Pre-draft measurables
| Height | Weight | Arm length | Hand span | 40-yard dash | 10-yard split | 20-yard split | 20-yard shuttle | Three-cone drill | Vertical jump | Broad jump | Bench press |
| 5 ft 11+7⁄8 in (1.83 m) | 195 lb (88 kg) | 32+1⁄4 in (0.82 m) | 9+3⁄4 in (0.25 m) | 4.39 s | 1.50 s | 2.54 s | 4.43 s | 7.19 s | 34 in (0.86 m) | 10 ft 2 in (3.10 m) | 10 reps |
All values from NFL Combine except 40-yard dash and agility drills from Pro Day

===Minnesota Vikings===
Coley was selected by the Minnesota Vikings in the seventh round, 219th overall of the 2017 NFL draft. Coley became the 16th Miami alumn in Vikings history drafted by the Vikings and the second in 2017, as Minnesota used their second fifth-round pick (180th overall) to select Coley's college teammate, guard Danny Isidora. Isidora and Coley were the first Hurricanes to be drafted by Minnesota since the Vikings picked tackle Bryant McKinnie in 2002.

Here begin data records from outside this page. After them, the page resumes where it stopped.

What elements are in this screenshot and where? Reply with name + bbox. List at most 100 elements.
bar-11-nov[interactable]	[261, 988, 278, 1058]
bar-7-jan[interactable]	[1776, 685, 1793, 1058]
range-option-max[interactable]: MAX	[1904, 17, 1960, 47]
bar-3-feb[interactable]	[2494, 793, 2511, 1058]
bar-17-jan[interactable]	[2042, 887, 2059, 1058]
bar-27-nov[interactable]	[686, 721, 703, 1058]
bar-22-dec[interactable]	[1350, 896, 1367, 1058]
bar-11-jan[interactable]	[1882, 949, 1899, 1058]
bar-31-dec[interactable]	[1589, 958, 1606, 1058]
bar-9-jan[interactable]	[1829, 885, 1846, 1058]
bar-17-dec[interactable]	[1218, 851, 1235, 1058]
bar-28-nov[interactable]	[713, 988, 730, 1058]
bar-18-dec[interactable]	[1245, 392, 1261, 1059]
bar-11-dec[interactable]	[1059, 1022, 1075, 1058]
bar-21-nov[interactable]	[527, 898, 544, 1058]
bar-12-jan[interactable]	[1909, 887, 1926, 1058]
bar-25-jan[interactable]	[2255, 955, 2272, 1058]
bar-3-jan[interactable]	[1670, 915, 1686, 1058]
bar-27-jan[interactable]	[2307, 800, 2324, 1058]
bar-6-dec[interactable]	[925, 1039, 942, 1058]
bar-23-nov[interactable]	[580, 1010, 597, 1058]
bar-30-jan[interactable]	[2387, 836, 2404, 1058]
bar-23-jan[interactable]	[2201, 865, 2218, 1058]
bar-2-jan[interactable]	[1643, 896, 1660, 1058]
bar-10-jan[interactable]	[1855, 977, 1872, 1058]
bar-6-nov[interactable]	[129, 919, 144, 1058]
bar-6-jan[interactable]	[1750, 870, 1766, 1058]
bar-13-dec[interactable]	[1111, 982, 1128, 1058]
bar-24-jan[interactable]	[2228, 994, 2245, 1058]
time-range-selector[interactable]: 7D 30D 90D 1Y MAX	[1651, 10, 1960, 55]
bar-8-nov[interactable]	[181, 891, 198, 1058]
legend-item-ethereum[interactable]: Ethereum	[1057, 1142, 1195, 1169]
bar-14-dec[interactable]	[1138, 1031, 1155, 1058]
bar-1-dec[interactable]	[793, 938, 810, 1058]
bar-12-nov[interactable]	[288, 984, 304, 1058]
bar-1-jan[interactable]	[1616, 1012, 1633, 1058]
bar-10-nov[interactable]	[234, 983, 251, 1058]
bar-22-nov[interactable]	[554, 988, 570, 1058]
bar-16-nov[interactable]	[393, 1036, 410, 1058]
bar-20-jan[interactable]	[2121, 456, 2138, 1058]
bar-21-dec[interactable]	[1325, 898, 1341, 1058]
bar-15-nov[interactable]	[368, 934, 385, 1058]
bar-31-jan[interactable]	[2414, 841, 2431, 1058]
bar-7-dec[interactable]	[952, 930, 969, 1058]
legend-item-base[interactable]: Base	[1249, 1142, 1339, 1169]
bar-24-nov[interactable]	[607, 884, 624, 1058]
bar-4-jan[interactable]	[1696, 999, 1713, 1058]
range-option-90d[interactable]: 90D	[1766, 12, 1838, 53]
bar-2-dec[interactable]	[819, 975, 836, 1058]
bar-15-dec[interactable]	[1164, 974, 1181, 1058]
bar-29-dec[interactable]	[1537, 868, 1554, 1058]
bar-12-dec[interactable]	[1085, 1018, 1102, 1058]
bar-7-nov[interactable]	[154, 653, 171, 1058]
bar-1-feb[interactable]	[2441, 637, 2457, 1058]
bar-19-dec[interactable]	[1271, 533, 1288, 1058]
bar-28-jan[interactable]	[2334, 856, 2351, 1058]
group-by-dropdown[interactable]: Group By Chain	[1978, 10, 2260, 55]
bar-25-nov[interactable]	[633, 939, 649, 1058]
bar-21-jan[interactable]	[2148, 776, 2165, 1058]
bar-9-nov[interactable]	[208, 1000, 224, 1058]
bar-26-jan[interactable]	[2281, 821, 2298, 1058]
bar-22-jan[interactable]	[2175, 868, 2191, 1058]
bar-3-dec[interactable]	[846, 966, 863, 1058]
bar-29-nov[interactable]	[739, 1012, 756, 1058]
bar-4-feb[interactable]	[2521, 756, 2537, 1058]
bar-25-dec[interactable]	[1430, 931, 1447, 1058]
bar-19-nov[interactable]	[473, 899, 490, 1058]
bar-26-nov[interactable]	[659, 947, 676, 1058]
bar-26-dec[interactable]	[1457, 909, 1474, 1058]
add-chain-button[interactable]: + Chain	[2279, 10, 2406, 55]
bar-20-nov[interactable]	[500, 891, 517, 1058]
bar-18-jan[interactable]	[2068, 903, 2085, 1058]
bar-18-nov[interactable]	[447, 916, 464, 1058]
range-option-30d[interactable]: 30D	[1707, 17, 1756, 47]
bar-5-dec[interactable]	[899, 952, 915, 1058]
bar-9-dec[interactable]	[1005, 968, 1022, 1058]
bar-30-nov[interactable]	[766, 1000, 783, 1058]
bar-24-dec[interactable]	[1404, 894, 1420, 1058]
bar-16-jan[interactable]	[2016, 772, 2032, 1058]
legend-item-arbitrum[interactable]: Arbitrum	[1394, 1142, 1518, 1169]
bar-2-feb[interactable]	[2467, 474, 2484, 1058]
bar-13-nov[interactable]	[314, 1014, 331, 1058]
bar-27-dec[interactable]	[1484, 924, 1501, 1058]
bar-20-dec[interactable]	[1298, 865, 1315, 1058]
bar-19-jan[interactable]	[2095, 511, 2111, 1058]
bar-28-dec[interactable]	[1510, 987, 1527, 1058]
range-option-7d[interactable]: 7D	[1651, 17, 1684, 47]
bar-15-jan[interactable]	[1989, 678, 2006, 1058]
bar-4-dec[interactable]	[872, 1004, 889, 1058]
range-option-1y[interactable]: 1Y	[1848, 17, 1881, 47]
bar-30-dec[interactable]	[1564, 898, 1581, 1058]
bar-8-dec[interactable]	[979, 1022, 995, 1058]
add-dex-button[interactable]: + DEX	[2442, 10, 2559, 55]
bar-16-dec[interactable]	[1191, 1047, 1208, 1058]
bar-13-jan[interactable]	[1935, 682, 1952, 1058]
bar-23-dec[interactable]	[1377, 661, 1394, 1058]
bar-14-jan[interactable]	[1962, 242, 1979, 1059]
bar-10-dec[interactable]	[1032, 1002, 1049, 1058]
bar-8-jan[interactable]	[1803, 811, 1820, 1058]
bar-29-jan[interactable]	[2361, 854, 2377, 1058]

On September 18, 2018, Coley was waived by the Vikings.

===New York Giants===
On September 19, 2018, Coley was claimed off waivers by the New York Giants. He was placed on injured reserve on October 6, 2018, with a hamstring injury. He was released on October 16, 2018.

===New York Jets===
On January 5, 2019, Coley signed a reserve/future contract with the New York Jets. He was waived on May 10, 2019.

===Dallas Renegades===
Coley was selected by the Dallas Renegades of the XFL in the 4th round of the 2020 XFL draft.

===Tampa Bay Vipers===
Coley was traded to the Tampa Bay Vipers in exchange for wide receiver Freddie Martino on January 12, 2020. Coley was waived before the start of the regular season on February 6, 2020.